By CAROL BYRNE
GLASWEGIAN singer-songwriter Eddi Reader released her 10th solo album on February 7. For many this would be a milestone but for Eddi, she admits she’s not keeping count.
Asked if this is, in fact, her 10th solo album, she says, “Oh Jeez I don’t know. I don’t really count”. She acknowledges that such was the extent of the material created for Vagabond that there was enough to create an 11th album.
Naming a collection is always a bit difficult for Eddi and she says she typically goes for a song title.
“This calls to attention one of the songs but also I try to find the most apt expression of what I think the album is.
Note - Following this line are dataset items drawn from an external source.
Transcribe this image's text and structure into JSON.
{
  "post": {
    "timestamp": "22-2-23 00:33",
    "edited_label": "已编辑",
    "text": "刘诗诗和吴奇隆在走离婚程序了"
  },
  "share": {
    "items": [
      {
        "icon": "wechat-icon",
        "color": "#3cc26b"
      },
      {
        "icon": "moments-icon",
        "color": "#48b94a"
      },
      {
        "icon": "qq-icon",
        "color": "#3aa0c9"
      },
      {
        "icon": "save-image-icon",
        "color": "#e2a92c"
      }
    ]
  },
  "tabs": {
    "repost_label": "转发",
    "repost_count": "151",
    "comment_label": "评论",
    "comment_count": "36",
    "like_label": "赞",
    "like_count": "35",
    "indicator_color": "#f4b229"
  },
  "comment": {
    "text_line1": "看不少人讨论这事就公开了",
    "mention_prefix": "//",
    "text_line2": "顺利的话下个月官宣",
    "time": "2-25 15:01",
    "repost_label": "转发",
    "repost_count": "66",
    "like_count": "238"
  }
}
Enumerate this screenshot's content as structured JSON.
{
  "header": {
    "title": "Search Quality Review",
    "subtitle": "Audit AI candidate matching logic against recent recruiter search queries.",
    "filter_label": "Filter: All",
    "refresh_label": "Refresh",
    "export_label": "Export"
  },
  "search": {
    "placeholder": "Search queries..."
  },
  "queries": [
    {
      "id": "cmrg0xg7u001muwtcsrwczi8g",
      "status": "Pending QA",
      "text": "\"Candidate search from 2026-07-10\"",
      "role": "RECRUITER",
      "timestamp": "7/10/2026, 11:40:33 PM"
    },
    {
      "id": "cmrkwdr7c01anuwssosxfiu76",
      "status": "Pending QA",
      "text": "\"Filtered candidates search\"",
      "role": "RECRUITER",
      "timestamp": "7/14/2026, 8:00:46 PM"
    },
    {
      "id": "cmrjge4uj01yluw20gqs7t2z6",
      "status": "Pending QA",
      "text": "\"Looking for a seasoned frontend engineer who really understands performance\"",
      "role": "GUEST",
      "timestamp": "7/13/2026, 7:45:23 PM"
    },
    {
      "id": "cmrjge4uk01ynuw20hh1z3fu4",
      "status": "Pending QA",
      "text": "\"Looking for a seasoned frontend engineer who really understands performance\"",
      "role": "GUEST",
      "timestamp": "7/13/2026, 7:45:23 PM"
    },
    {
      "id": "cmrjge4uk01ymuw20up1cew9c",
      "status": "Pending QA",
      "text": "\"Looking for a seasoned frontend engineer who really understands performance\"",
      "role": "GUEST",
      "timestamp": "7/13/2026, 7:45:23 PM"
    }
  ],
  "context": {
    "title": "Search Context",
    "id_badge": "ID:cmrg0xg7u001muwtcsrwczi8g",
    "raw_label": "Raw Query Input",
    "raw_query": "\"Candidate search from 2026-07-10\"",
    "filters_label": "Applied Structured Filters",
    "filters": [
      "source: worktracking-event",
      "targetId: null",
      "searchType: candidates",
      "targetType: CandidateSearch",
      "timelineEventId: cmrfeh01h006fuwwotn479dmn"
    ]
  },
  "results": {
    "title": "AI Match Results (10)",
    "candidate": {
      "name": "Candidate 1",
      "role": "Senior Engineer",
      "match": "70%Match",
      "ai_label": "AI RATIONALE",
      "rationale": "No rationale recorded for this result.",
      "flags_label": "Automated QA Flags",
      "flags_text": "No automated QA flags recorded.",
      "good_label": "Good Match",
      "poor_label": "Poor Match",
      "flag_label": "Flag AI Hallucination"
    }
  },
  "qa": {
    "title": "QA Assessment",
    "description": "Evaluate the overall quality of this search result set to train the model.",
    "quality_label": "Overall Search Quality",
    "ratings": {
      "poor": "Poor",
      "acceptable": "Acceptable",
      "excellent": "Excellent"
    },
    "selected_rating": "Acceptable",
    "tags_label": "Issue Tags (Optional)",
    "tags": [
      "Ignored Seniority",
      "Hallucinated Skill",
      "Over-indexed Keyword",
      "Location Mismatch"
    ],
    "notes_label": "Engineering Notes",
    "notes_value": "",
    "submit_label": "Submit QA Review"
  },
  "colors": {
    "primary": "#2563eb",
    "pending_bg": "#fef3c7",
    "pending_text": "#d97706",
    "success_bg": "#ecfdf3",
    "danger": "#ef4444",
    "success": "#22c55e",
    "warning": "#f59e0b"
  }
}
Vagabond is about travel and I think that’s what we all are as human beings. We get up walking and start experiencing life until the end of it. Within that we have all our adventures and hopefully it turns us into the people that we want to be,” she says.
The track was inspired by the poem, Vagabond, written by John Masefield.
“We got a book of his poems from my brother-in-law as a Christmas present and I was flicking through it and both my husband and I loved it. We were dog-earing some of the pages and I thought that this one would be a great song. I’m always on the look-out for inspiring lyrics and I love it when you find something that says exactly what you actually feel about something without you knowing that you even feel it.
“I’m interested in the wealth of the human brain. I like quotes, I like good couplets and I love people that can gather a good perception who can describe a door to you that makes you see the door in front of your eyes, rather than ignoring the door,” she says.
For this particular album, Eddi says she was more involved in the editing process and she feels closer to the end product on this record.
“I love live playing, so a lot of the work I’ve done in the past has been everyone in the room and we get the song down and then we mix it. This time yes we did that, we were all live in the room but I then spent time editing and cutting out bits and pieces. For example one song, which isn’t actually on the album, called Argyll is about the beauty of Argyll and I just love it. I feel like I’ve turned my back on it a bit because I couldn’t fit it on. It would have weighted the collection in a certain way. I ended up re-recording a four-minute song but I only used the introduction and I looped that and then I sung over the introduction because the introduction had more of the flavour that I wanted rather than the body of the song. Things like that were happening all through the summer,” she says.
The process yielded 27 new pieces of music but unfortunately not all could make the cut for the album. They have led to some new collaborations, such as input from multi-instrumentalist Gustaf Ljunggren from Sweden, who was introduced to Eddi by Cathy Jordan.
“I’d send him things and I’d say in this line I sing ‘for this star above me, 10 more have loved me’ and he would provide me with these sounds that were like stars opening up in your eyes and pin-pointing themselves in the sky at night,” she says.
While working on this album, Eddi also sang with her son and mother but they did not make it onto this album and Eddi says they are being worked on for a future record.
“I have used a tape of my granny that I taped in 1985. She’s been dead since 1988 but in 1985, I managed to tape her talking about backing the dogs and I turned that into a song. It’s about being in Tralee. She used to talk to me about going into Tralee. She left Tralee when she was 19 and she spent her summers there but she never went home really. In this one particular tale, she talks about the dog track in Rock Street and she made me think Tralee was this paradise,” Eddi adds.
Although Eddi has no specific connection to Clare, she does have roots in Ireland with her granny on her mother’s side hailing from Tralee, County Kerry, while her great-grandmother on her dad’s side is from Lurgan in County Armagh. Her husband, John Douglas, has Connemara roots.
“His grandfather was part of the Keane family of Connemara. His father’s brother was Colm Keane, who wrote all the songs Seamus Ennis collected. We went to Connemara to find my husband’s roots, and found out not only that he is connected to Connemara but he is part of this song-writing dynasty that is very famous in the traditional scene in Ireland,” she says.
She says she always enjoys coming to Ireland and no matter whether it is Galway, Kerry or Clare, she finds “you are made to feel so at home, wherever you are and whoever you are”.
When she comes to Glór next week, she says the audience cannot only expect to hear some of her new stuff but also her favourites across her wide-reaching repertoire.
“I will play stuff from all the different albums. I will certainly be playing some of these new songs. I have my favourites. Since the Robert Burns album, I don’t know how I survived before because I enjoy playing things like Willie Stewart and My Love is Like a Red Red Rose so much that I can’t imagine life without them. I can’t imagine what I had sung before I sang My Love is Like a Red Red Rose,” she concludes.
Eddi takes to the stage in Glór at 8pm on Friday night.